Iván Moreno Andrade es un científico de la UNAM, investigador de Instituto de Ingeniería, pero que en términos coloquiales se autodefine como “basurólogo”, ya que a partir de los restos orgánicos analiza y trabaja con proyectos de biocombustibles orgánicos.

La basura orgánica o la fracción orgánica de los residuos sólidos urbanos (FORSU), derivada de desechos de comida y jardín, constituye el 54 por ciento de la basura que generamos y la mayor parte de la FORSU llega a los rellenos sanitarios, creando problemas debido a su descomposición sin control.

“Buscamos alternativas para emplear la FORSU como materia prima para obtener subproductos, como los energéticos.
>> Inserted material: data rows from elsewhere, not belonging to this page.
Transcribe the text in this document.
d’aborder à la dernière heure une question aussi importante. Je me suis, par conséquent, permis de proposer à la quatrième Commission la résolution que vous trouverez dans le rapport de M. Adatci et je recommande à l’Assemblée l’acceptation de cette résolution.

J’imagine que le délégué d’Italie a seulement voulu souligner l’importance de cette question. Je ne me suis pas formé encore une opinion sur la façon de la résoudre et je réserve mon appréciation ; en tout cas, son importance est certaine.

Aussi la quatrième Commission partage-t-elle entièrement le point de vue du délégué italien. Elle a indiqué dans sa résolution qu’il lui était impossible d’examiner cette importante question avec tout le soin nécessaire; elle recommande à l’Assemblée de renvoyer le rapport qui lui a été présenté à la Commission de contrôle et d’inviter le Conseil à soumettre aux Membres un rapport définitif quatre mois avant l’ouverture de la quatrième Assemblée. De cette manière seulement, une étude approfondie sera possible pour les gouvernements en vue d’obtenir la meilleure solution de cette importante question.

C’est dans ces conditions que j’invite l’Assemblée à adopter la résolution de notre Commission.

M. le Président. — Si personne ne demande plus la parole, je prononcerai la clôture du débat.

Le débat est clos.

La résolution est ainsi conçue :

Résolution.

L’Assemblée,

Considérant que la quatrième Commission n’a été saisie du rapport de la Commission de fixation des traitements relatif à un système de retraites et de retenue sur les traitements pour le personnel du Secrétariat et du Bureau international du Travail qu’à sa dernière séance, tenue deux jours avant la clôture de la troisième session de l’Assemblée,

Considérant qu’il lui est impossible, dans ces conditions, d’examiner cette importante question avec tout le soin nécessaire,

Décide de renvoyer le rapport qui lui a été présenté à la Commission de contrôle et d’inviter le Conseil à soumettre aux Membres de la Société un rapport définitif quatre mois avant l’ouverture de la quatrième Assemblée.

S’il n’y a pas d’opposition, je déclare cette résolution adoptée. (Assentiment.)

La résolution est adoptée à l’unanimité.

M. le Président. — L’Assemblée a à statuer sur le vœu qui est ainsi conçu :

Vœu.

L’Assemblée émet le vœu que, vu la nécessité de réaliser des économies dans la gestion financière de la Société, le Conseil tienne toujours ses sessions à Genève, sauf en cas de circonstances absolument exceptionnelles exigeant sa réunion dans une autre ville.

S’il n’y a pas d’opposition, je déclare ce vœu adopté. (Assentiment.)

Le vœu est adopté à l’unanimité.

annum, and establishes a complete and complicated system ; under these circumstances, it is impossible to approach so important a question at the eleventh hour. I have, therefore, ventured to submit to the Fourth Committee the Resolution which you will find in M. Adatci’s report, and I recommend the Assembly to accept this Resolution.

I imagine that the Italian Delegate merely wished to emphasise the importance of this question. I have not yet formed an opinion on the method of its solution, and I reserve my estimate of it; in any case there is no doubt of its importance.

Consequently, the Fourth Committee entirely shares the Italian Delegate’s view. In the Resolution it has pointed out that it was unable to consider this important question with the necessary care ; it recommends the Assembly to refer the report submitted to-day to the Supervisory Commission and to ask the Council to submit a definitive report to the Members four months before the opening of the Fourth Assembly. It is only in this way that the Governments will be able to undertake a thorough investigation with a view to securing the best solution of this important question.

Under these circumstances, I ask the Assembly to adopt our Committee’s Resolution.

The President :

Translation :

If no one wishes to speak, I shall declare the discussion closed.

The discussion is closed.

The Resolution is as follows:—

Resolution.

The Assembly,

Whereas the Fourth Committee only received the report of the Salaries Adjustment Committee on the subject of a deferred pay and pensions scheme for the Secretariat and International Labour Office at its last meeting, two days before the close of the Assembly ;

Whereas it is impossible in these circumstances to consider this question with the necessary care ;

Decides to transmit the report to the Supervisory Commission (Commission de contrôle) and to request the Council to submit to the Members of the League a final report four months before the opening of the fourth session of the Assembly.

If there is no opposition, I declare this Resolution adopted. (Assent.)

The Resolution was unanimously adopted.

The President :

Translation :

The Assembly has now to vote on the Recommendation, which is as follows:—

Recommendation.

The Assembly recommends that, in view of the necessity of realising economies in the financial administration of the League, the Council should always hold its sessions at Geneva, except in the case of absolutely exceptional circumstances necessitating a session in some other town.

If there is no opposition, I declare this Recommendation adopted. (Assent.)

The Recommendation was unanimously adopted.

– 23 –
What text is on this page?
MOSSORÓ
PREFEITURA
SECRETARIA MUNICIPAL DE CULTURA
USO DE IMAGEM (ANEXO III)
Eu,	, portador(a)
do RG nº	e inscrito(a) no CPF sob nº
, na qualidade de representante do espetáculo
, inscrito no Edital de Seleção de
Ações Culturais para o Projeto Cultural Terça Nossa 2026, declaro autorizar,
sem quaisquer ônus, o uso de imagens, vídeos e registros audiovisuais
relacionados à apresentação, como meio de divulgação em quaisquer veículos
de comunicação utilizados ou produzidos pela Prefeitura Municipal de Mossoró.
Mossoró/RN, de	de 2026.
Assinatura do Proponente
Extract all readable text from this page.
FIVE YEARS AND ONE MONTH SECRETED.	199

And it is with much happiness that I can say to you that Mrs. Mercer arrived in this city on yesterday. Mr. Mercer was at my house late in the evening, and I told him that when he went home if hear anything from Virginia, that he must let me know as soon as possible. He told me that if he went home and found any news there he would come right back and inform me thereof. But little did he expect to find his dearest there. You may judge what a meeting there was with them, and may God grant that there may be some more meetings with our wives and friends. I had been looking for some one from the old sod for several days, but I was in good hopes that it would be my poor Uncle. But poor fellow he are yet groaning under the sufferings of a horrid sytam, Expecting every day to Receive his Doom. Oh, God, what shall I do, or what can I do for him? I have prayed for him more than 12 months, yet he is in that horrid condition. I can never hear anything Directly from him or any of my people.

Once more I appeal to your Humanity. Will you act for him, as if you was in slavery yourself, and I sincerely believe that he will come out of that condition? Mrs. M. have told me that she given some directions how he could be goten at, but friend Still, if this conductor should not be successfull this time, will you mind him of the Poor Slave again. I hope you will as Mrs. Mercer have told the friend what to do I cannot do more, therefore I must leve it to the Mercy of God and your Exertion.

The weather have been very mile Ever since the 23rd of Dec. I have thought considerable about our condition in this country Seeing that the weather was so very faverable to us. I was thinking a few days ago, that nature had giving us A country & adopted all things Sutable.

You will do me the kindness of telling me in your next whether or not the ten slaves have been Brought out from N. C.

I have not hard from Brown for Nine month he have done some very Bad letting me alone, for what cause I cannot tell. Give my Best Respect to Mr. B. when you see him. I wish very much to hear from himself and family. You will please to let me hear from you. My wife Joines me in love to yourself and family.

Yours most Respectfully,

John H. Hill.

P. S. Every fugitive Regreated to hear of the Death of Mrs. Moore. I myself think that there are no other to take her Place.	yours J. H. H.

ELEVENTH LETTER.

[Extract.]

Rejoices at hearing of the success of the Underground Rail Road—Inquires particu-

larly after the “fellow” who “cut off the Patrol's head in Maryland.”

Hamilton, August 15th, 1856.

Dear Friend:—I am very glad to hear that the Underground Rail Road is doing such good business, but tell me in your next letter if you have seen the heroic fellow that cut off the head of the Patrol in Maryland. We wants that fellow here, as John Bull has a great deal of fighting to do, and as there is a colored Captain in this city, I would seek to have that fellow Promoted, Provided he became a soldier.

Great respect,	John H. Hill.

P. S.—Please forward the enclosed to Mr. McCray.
Con ello se ayuda a resolver el problema de los rellenos sanitarios y se obtiene la valorización de este residuo. La tendencia mundial a disminuir el uso de combustibles fósiles ha impulsado la investigación para producir biocombustibles, como el metano y el hidrógeno a partir de residuos orgánicos. La FORSU puede ser transformada, por medio de procesos biológicos, en biogás usando bacterias anaerobias”, explicó el académico.

El biogás puede contener metano, hidrógeno, dióxido de carbono (CO2) y trazas de otros gases como el nitrógeno.

“En el tratamiento anaerobio usual, los microorganismos que degradan la materia orgánica producen principalmente metano. Este proceso, conocido como digestión anaerobia, se lleva a cabo en varias etapas y tiene un símil al del proceso digestivo del ser humano”, comentó el investigador de la UNAM en Juriquilla.

La gran ventaja es que si todos los residuos se transforman en metano, se gana en dos casos; se eliminan residuos y la segunda es que se obtiene energía.